品質データ偽装問題が元トップを個人で在宅起訴する事態に発展した。2018年9月12日、東京地方検察庁が、三菱マテリアル子会社で品質データ偽装を行った三菱電線工業(東京)とダイヤメット(新潟県新潟市)、三菱アルミニウム(東京)の3社を法人として起訴した。容疑は不正競争防止法違反。東京地検は、一連の品質データ偽装問題の端緒となった神戸製鋼所も同容疑で同年7月19日に起訴している。だが、元社長を個人として起訴するのは初めて。

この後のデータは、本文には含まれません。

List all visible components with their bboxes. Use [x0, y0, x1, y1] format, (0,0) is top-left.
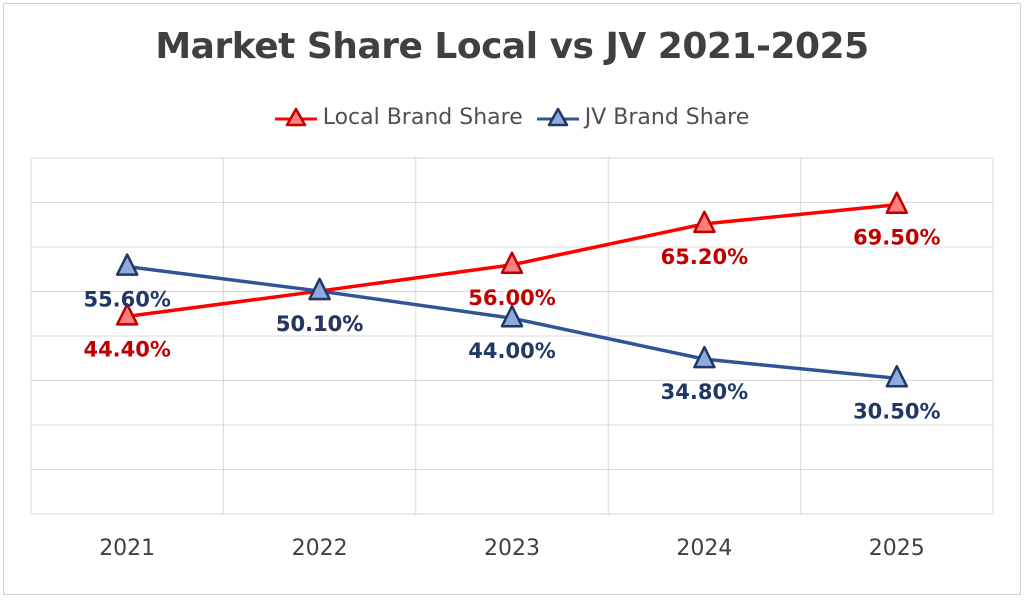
x-tick-label: 2021 [99, 536, 155, 561]
x-tick-label: 2025 [869, 536, 925, 561]
data-point-jv [308, 277, 331, 301]
data-label-local: 56.00% [468, 286, 555, 310]
x-tick-label: 2022 [292, 536, 348, 561]
chart-title: Market Share Local vs JV 2021-2025 [155, 26, 869, 67]
data-label-local: 44.40% [83, 337, 170, 361]
legend: Local Brand Share JV Brand Share [4, 102, 1020, 132]
legend-marker-jv [536, 107, 579, 127]
data-label-local: 65.20% [661, 245, 748, 269]
legend-item-local: Local Brand Share [274, 104, 523, 130]
data-point-local [885, 191, 909, 214]
data-point-jv [693, 345, 716, 369]
data-label-local: 50.10% [276, 312, 363, 336]
data-label-jv: 34.80% [661, 380, 748, 404]
data-label-jv: 44.00% [468, 339, 555, 363]
data-point-local [115, 303, 139, 326]
data-label-local: 69.50% [853, 226, 940, 250]
legend-marker-local [274, 107, 317, 127]
data-point-jv [500, 304, 524, 328]
chart-area: Market Share Local vs JV 2021-2025 Local… [3, 3, 1021, 595]
legend-item-jv: JV Brand Share [536, 104, 750, 130]
data-label-jv: 55.60% [83, 288, 170, 312]
legend-label-local: Local Brand Share [322, 104, 523, 130]
data-label-jv: 50.10% [276, 312, 363, 336]
data-label-jv: 30.50% [853, 399, 940, 423]
data-point-jv [885, 365, 909, 388]
x-tick-label: 2024 [676, 536, 732, 561]
data-point-jv [115, 253, 139, 276]
legend-label-jv: JV Brand Share [584, 104, 750, 130]
data-point-local [693, 210, 716, 234]
x-tick-label: 2023 [484, 536, 540, 561]
data-point-local [500, 251, 524, 275]
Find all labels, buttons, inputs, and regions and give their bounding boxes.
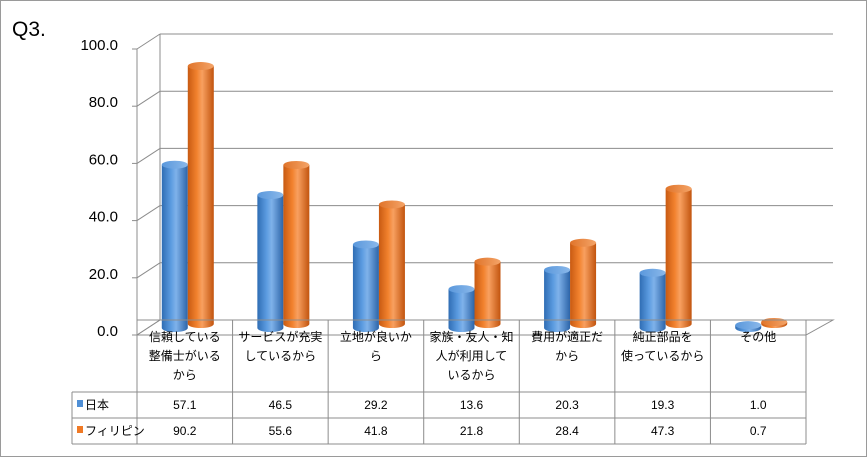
y-tick-label: 60.0 bbox=[89, 151, 118, 168]
y-tick-label: 40.0 bbox=[89, 209, 118, 226]
bar-japan bbox=[257, 195, 284, 332]
gridline-side bbox=[136, 319, 161, 336]
data-label: 57.1 bbox=[173, 398, 197, 412]
category-label: 立地が良いか bbox=[340, 329, 412, 344]
bar-japan bbox=[544, 269, 571, 332]
y-axis-ticks: 0.0 20.0 40.0 60.0 80.0 100.0 bbox=[80, 37, 118, 340]
category-label: いるから bbox=[447, 368, 495, 382]
gridline-side bbox=[136, 33, 161, 50]
gridline-side bbox=[136, 90, 161, 107]
bar-japan bbox=[161, 164, 188, 332]
data-label: 46.5 bbox=[269, 398, 293, 412]
bar-top bbox=[639, 268, 666, 277]
category-label: から bbox=[555, 349, 579, 363]
bar-top bbox=[352, 240, 379, 249]
legend-label: 日本 bbox=[85, 398, 109, 412]
category-label: ら bbox=[370, 349, 382, 363]
data-label: 47.3 bbox=[651, 424, 675, 438]
chart-title: Q3. bbox=[12, 18, 46, 41]
category-label: 使っているから bbox=[621, 348, 704, 363]
bar-top bbox=[761, 317, 788, 326]
category-label: その他 bbox=[740, 330, 776, 344]
data-label: 41.8 bbox=[364, 424, 388, 438]
data-label: 21.8 bbox=[460, 424, 484, 438]
data-label: 28.4 bbox=[555, 424, 579, 438]
legend-swatch bbox=[77, 400, 83, 407]
gridline-side bbox=[136, 205, 161, 222]
bar-top bbox=[544, 265, 571, 274]
category-label: 整備士がいる bbox=[149, 348, 221, 363]
bar-japan bbox=[639, 272, 666, 332]
bar-top bbox=[570, 238, 597, 247]
bar-philippines bbox=[570, 242, 597, 328]
data-table: 信頼している整備士がいるからサービスが充実しているから立地が良いから家族・友人・… bbox=[71, 319, 807, 445]
bar-top bbox=[474, 257, 501, 266]
category-label: サービスが充実 bbox=[238, 329, 322, 344]
data-label: 0.7 bbox=[750, 424, 767, 438]
data-label: 1.0 bbox=[750, 398, 767, 412]
bar-top bbox=[448, 285, 475, 294]
bar-philippines bbox=[665, 188, 692, 328]
bar-philippines bbox=[474, 261, 501, 328]
category-label: 家族・友人・知 bbox=[429, 329, 513, 344]
bar-top bbox=[257, 191, 284, 200]
y-tick-label: 100.0 bbox=[80, 37, 118, 54]
bar-philippines bbox=[378, 204, 405, 328]
y-tick-label: 80.0 bbox=[89, 94, 118, 111]
category-label: しているから bbox=[245, 349, 317, 363]
bar-top bbox=[665, 184, 692, 193]
category-label: から bbox=[173, 368, 197, 382]
legend-label: フィリピン bbox=[85, 424, 145, 438]
bar-philippines bbox=[187, 66, 214, 328]
y-tick-label: 20.0 bbox=[89, 266, 118, 283]
gridline-side bbox=[136, 262, 161, 279]
bar-top bbox=[735, 321, 762, 330]
category-label: 費用が適正だ bbox=[531, 329, 603, 344]
data-label: 13.6 bbox=[460, 398, 484, 412]
data-label: 20.3 bbox=[555, 398, 579, 412]
category-label: 純正部品を bbox=[633, 329, 693, 344]
gridline-side bbox=[136, 147, 161, 164]
data-label: 19.3 bbox=[651, 398, 675, 412]
data-label: 90.2 bbox=[173, 424, 197, 438]
category-label: 人が利用して bbox=[436, 348, 508, 363]
legend-swatch bbox=[77, 426, 83, 433]
bar-japan bbox=[448, 289, 475, 332]
bar-top bbox=[283, 160, 310, 169]
category-label: 信頼している bbox=[149, 330, 221, 344]
bar-top bbox=[161, 160, 188, 169]
y-tick-label: 0.0 bbox=[97, 323, 118, 340]
bar-japan bbox=[352, 244, 379, 332]
data-label: 55.6 bbox=[269, 424, 293, 438]
bar-philippines bbox=[283, 164, 310, 328]
data-label: 29.2 bbox=[364, 398, 388, 412]
bar-top bbox=[187, 62, 214, 71]
bar-top bbox=[378, 200, 405, 209]
bars bbox=[161, 62, 788, 332]
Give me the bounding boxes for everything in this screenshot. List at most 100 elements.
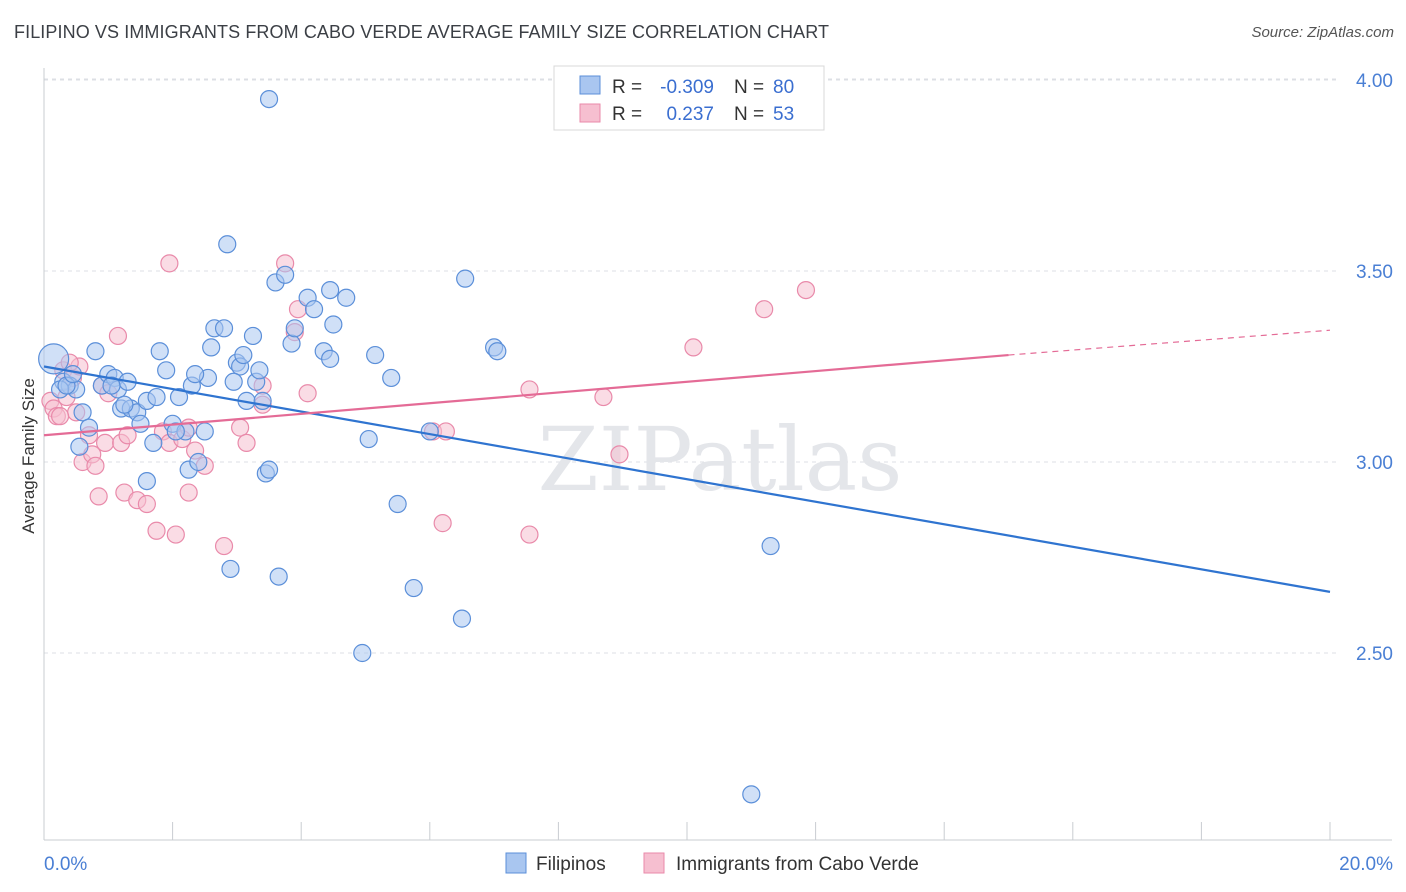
legend-swatch-cabo-verde xyxy=(579,103,601,123)
legend-r-label-1: R = xyxy=(612,77,642,98)
filipino-point xyxy=(353,643,372,663)
axes xyxy=(43,68,1392,841)
cabo-verde-point xyxy=(433,514,452,533)
filipino-point xyxy=(321,349,340,368)
cabo-verde-point xyxy=(214,536,234,556)
filipino-point xyxy=(321,281,340,300)
filipino-point xyxy=(324,315,343,334)
cabo-verde-point xyxy=(298,384,317,403)
y-tick-label-1: 3.00 xyxy=(1356,453,1393,474)
filipino-point xyxy=(63,365,83,384)
watermark-text: ZIPatlas xyxy=(538,408,903,511)
filipino-point xyxy=(404,578,423,598)
cabo-verde-point xyxy=(179,483,198,502)
cabo-verde-point xyxy=(160,254,179,273)
cabo-verde-point xyxy=(610,445,629,464)
filipino-point xyxy=(186,365,205,384)
legend-box: R = -0.309 N = 80 R = 0.237 N = 53 xyxy=(553,65,825,131)
chart-title: FILIPINO VS IMMIGRANTS FROM CABO VERDE A… xyxy=(14,22,830,42)
filipino-point xyxy=(195,422,214,441)
filipino-point xyxy=(420,422,439,441)
y-tick-label-3: 4.00 xyxy=(1356,71,1393,92)
filipino-point xyxy=(337,288,356,307)
filipino-point xyxy=(150,342,169,361)
legend-r-value-1: -0.309 xyxy=(660,77,714,98)
cabo-verde-point xyxy=(796,281,816,300)
legend-n-label-2: N = xyxy=(734,104,764,125)
cabo-verde-point xyxy=(50,407,70,426)
cabo-verde-point xyxy=(594,387,613,407)
legend-swatch-filipinos xyxy=(579,75,601,95)
cabo-verde-point xyxy=(86,456,105,475)
filipino-point xyxy=(166,422,185,441)
filipino-point xyxy=(131,414,150,433)
filipino-point xyxy=(169,387,189,407)
filipino-point xyxy=(282,334,301,353)
cabo-verde-point xyxy=(520,525,539,544)
filipino-point xyxy=(189,452,208,472)
filipino-point xyxy=(761,536,780,556)
filipino-point xyxy=(276,265,295,284)
cabo-verde-point xyxy=(237,433,256,452)
filipino-point xyxy=(86,342,105,361)
filipino-point xyxy=(218,235,237,254)
y-tick-label-0: 2.50 xyxy=(1356,644,1393,665)
legend-r-label-2: R = xyxy=(612,104,642,125)
filipino-point xyxy=(259,89,279,109)
filipinos-trend-line xyxy=(43,365,1331,593)
trend-lines xyxy=(43,329,1331,593)
cabo-verde-point xyxy=(95,433,115,452)
cabo-verde-point xyxy=(147,521,166,540)
legend-n-value-1: 80 xyxy=(773,77,794,98)
filipino-point xyxy=(456,269,475,288)
cabo-verde-point xyxy=(118,426,137,445)
cabo-verde-point xyxy=(166,525,185,544)
filipino-point xyxy=(102,376,121,395)
filipino-point xyxy=(144,433,163,452)
filipino-point xyxy=(147,387,166,407)
x-tick-labels: 0.0% 20.0% xyxy=(44,854,1393,875)
filipino-point xyxy=(224,372,243,391)
source-label: Source: ZipAtlas.com xyxy=(1251,24,1394,41)
filipino-point xyxy=(137,472,156,491)
cabo-verde-point xyxy=(89,487,108,506)
x-tick-label-1: 20.0% xyxy=(1339,854,1393,875)
filipino-point xyxy=(79,418,99,437)
filipino-point xyxy=(488,342,507,361)
bottom-legend-label-cabo-verde: Immigrants from Cabo Verde xyxy=(676,854,919,875)
filipino-point xyxy=(388,494,407,514)
y-axis-label: Average Family Size xyxy=(19,378,38,534)
filipino-point xyxy=(285,319,304,338)
legend-n-value-2: 53 xyxy=(773,104,794,125)
bottom-legend-swatch-cabo-verde xyxy=(643,852,665,874)
cabo-verde-trend-extension xyxy=(1008,329,1331,356)
cabo-verde-trend-line xyxy=(43,353,1009,437)
filipino-point xyxy=(382,368,401,388)
bottom-legend-swatch-filipinos xyxy=(505,852,527,874)
y-tick-labels: 2.50 3.00 3.50 4.00 xyxy=(1356,71,1393,665)
filipino-point xyxy=(269,567,288,586)
filipino-point xyxy=(742,785,761,804)
filipino-point xyxy=(70,437,89,456)
filipino-point xyxy=(73,403,92,422)
filipino-point xyxy=(452,609,472,628)
cabo-verde-point xyxy=(108,326,128,346)
cabo-verde-point xyxy=(231,418,250,437)
legend-n-label-1: N = xyxy=(734,77,764,98)
filipino-point xyxy=(202,338,221,357)
x-tick-label-0: 0.0% xyxy=(44,854,87,875)
filipino-point xyxy=(259,460,279,479)
filipino-point xyxy=(214,319,234,338)
filipino-point xyxy=(157,361,176,380)
filipino-point xyxy=(304,300,324,319)
cabo-verde-point xyxy=(755,300,774,319)
bottom-legend: Filipinos Immigrants from Cabo Verde xyxy=(505,852,919,875)
cabo-verde-point xyxy=(137,494,156,514)
filipino-point xyxy=(115,395,134,414)
filipino-point xyxy=(359,429,378,449)
filipino-point xyxy=(250,361,269,380)
cabo-verde-point xyxy=(684,338,703,357)
legend-r-value-2: 0.237 xyxy=(666,104,714,125)
y-tick-label-2: 3.50 xyxy=(1356,262,1393,283)
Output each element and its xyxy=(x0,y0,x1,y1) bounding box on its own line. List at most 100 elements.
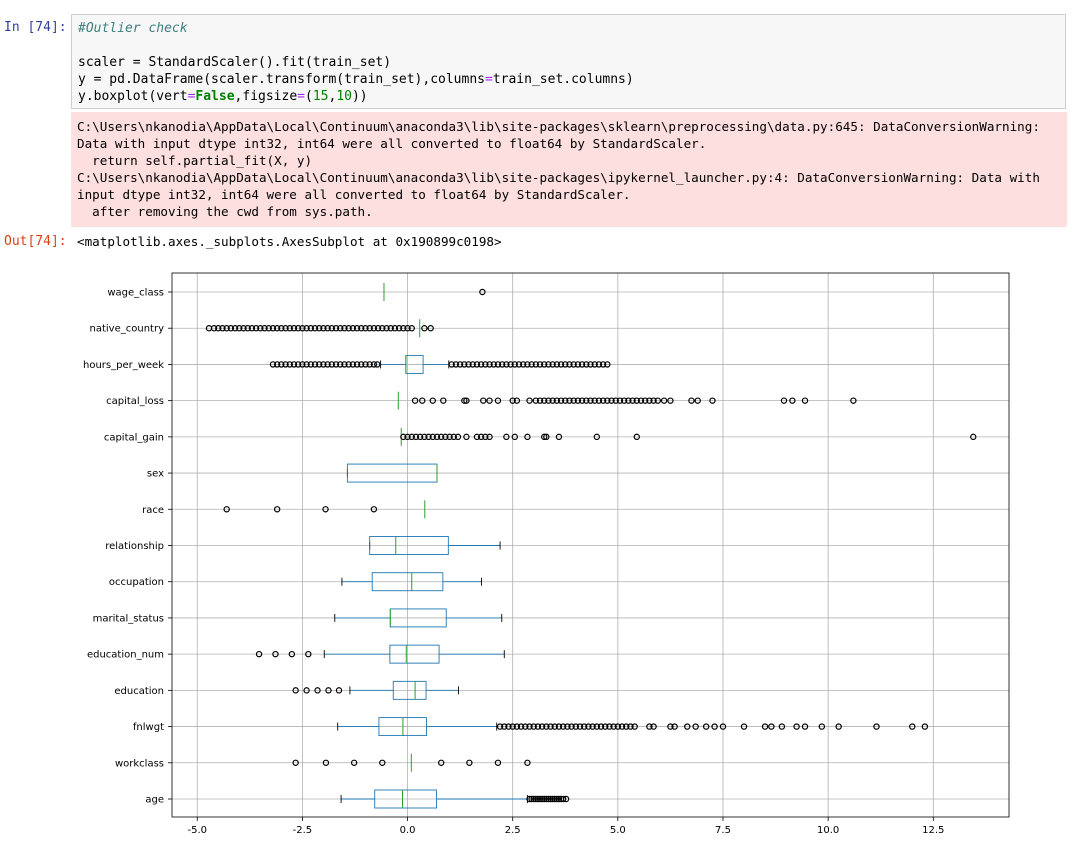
outlier-point xyxy=(332,325,340,332)
outlier-point xyxy=(337,325,344,332)
code-operator: = xyxy=(297,89,305,104)
outlier-point xyxy=(583,361,590,368)
outlier-point xyxy=(612,397,619,404)
outlier-point xyxy=(286,325,293,332)
outlier-point xyxy=(244,325,251,332)
outlier-point xyxy=(421,433,428,441)
code-text: train_set.columns) xyxy=(492,72,634,87)
outlier-point xyxy=(595,361,603,368)
outlier-point xyxy=(269,325,277,332)
code-cell[interactable]: #Outlier check scaler = StandardScaler()… xyxy=(71,14,1066,109)
outlier-point xyxy=(543,433,550,441)
outlier-point xyxy=(761,723,769,730)
outlier-point xyxy=(494,759,502,766)
outlier-point xyxy=(599,361,607,368)
outlier-point xyxy=(545,397,552,404)
outlier-point xyxy=(210,325,218,332)
outlier-point xyxy=(324,325,331,332)
outlier-point xyxy=(667,723,674,730)
outlier-point xyxy=(702,723,710,730)
outlier-point xyxy=(477,433,485,441)
box-iqr xyxy=(369,536,449,555)
outlier-point xyxy=(273,361,281,368)
outlier-point xyxy=(366,325,373,332)
code-text: ( xyxy=(305,89,313,104)
outlier-point xyxy=(236,325,243,332)
outlier-point xyxy=(416,433,424,441)
y-tick-label: fnlwgt xyxy=(133,722,164,733)
outlier-point xyxy=(307,361,314,368)
outlier-point xyxy=(793,723,800,730)
outlier-point xyxy=(835,723,842,730)
outlier-point xyxy=(604,361,611,368)
outlier-point xyxy=(370,325,378,332)
outlier-point xyxy=(572,723,579,730)
outlier-point xyxy=(602,723,609,730)
outlier-point xyxy=(469,361,476,368)
outlier-point xyxy=(425,433,432,441)
code-text: ,figsize xyxy=(234,89,298,104)
box-iqr xyxy=(374,789,438,809)
outlier-point xyxy=(909,723,916,730)
outlier-point xyxy=(286,361,293,368)
outlier-point xyxy=(324,361,331,368)
outlier-point xyxy=(479,288,486,296)
outlier-point xyxy=(362,361,369,368)
outlier-point xyxy=(353,325,361,332)
y-tick-label: education xyxy=(114,686,164,697)
box-iqr xyxy=(392,680,427,700)
outlier-point xyxy=(328,361,336,368)
outlier-point xyxy=(562,397,569,404)
y-tick-label: race xyxy=(142,505,164,516)
stderr-line: after removing the cwd from sys.path. xyxy=(77,204,373,219)
outlier-point xyxy=(593,723,601,730)
input-prompt: In [74]: xyxy=(4,20,67,35)
outlier-point xyxy=(316,361,323,368)
outlier-point xyxy=(452,361,460,368)
outlier-point xyxy=(292,687,299,694)
outlier-point xyxy=(610,723,617,730)
x-tick-label: 5.0 xyxy=(610,825,626,836)
y-tick-label: native_country xyxy=(90,324,165,335)
outlier-point xyxy=(278,361,285,368)
outlier-point xyxy=(482,361,489,368)
stderr-line: C:\Users\nkanodia\AppData\Local\Continuu… xyxy=(77,119,1040,134)
outlier-point xyxy=(517,723,525,730)
outlier-point xyxy=(566,397,573,404)
outlier-point xyxy=(545,795,552,803)
x-tick-label: 7.5 xyxy=(715,825,731,836)
stderr-line: return self.partial_fit(X, y) xyxy=(77,153,313,168)
outlier-point xyxy=(366,361,373,368)
code-comment: #Outlier check xyxy=(78,21,188,36)
outlier-point xyxy=(637,397,645,404)
outlier-point xyxy=(780,397,788,404)
outlier-point xyxy=(341,325,348,332)
outlier-point xyxy=(553,795,561,803)
code-line-3: y = pd.DataFrame(scaler.transform(train_… xyxy=(78,72,634,88)
outlier-point xyxy=(654,397,661,404)
box-iqr xyxy=(389,644,440,664)
outlier-point xyxy=(778,723,786,730)
outlier-point xyxy=(623,723,630,730)
outlier-point xyxy=(591,361,598,368)
outlier-point xyxy=(223,325,230,332)
outlier-point xyxy=(580,723,588,730)
outlier-point xyxy=(618,723,626,730)
outlier-point xyxy=(534,795,542,803)
outlier-point xyxy=(536,795,544,803)
outlier-point xyxy=(507,361,514,368)
outlier-point xyxy=(530,723,537,730)
code-text: )) xyxy=(351,89,368,104)
y-tick-label: occupation xyxy=(109,577,164,588)
outlier-point xyxy=(526,795,533,803)
outlier-point xyxy=(641,397,649,404)
outlier-point xyxy=(303,687,310,694)
x-tick-label: -2.5 xyxy=(293,825,313,836)
outlier-point xyxy=(801,397,809,404)
outlier-point xyxy=(513,397,521,404)
outlier-point xyxy=(437,433,445,441)
outlier-point xyxy=(482,433,489,441)
outlier-point xyxy=(322,506,329,513)
outlier-point xyxy=(486,397,493,404)
outlier-point xyxy=(538,795,546,803)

在宅起訴されたのは、三菱電線工業元社長の村田博昭氏と、ダイヤメット元社長の安竹睦実氏である。

図●2017年11月に品質データ偽装の発覚で謝罪する三菱マテリアルグループ経営者
[画像のクリックで拡大表示]
図●2017年11月に品質データ偽装の発覚で謝罪する三菱マテリアルグループ経営者
右が三菱電線工業社長の村田氏。右から2番目が当時三菱マテリアル社長の竹内章氏。

 三菱電線工業はシール材、ダイヤメットは自動車用焼結機械部品など、三菱アルミニウムはアルミニウム(Al)合金の圧延製品と押し出し製品で品質データ偽装を行った。いずれも、検査結果が顧客と取り決めた規格(以下、顧客規格)の範囲から外れているにもかかわらず、顧客規格の範囲内にデータを書き換えて顧客に出荷していた。検査において規定外の方法で測定して値を換算したり、未実施にもかかわらず実施したことにしたりして顧客に納入したケースもある。

 三菱マテリアルグループは上記3社に加えて、本社である三菱マテリアルと三菱伸銅(東京)、立花金属工業(大阪市)の合計6社が品質データ偽装に手を染めていた。このうちなぜ3社だけが起訴されたのか、またなぜ2社の元トップだけが在宅起訴され、三菱アルミニウム前社長は起訴されていないのかについては、「起訴状を見ていないので分からない」と三菱マテリアルの広報は説明する。今後は裁判手続きに入る。

 村田氏と安竹氏は、共に品質データ偽装の事実が発覚した当時の社長。同じく品質データ偽装が発覚した時点で三菱アルミニウムの社長を務めていた濱地昭男氏は、同月12日に引責辞任した。

 元トップとはいえ、個人が在宅起訴される厳しい事態になった理由について、三菱マテリアル広報部は「報告書の内容が影響したのではないか」とみる。報告書には、トップが品質データ偽装の決定に関与したという主旨の記述があるという。

 なお、品質データ偽装の対象となった製品(品質データ偽装品)の安全性は、ダイヤメットを除く子会社4社については基本的に顧客の確認が済んでいるという。ダイヤメットの製品については安全確認を継続中だ。また、三菱マテリアルでは、社外の有識者で構成する「銅スラグ骨材安全性検証委員会」が品質に問題がないことを確認し、国土交通省と経済産業省、関係するJIS認証機関に報告したと、同社が同年8月1日に発表している。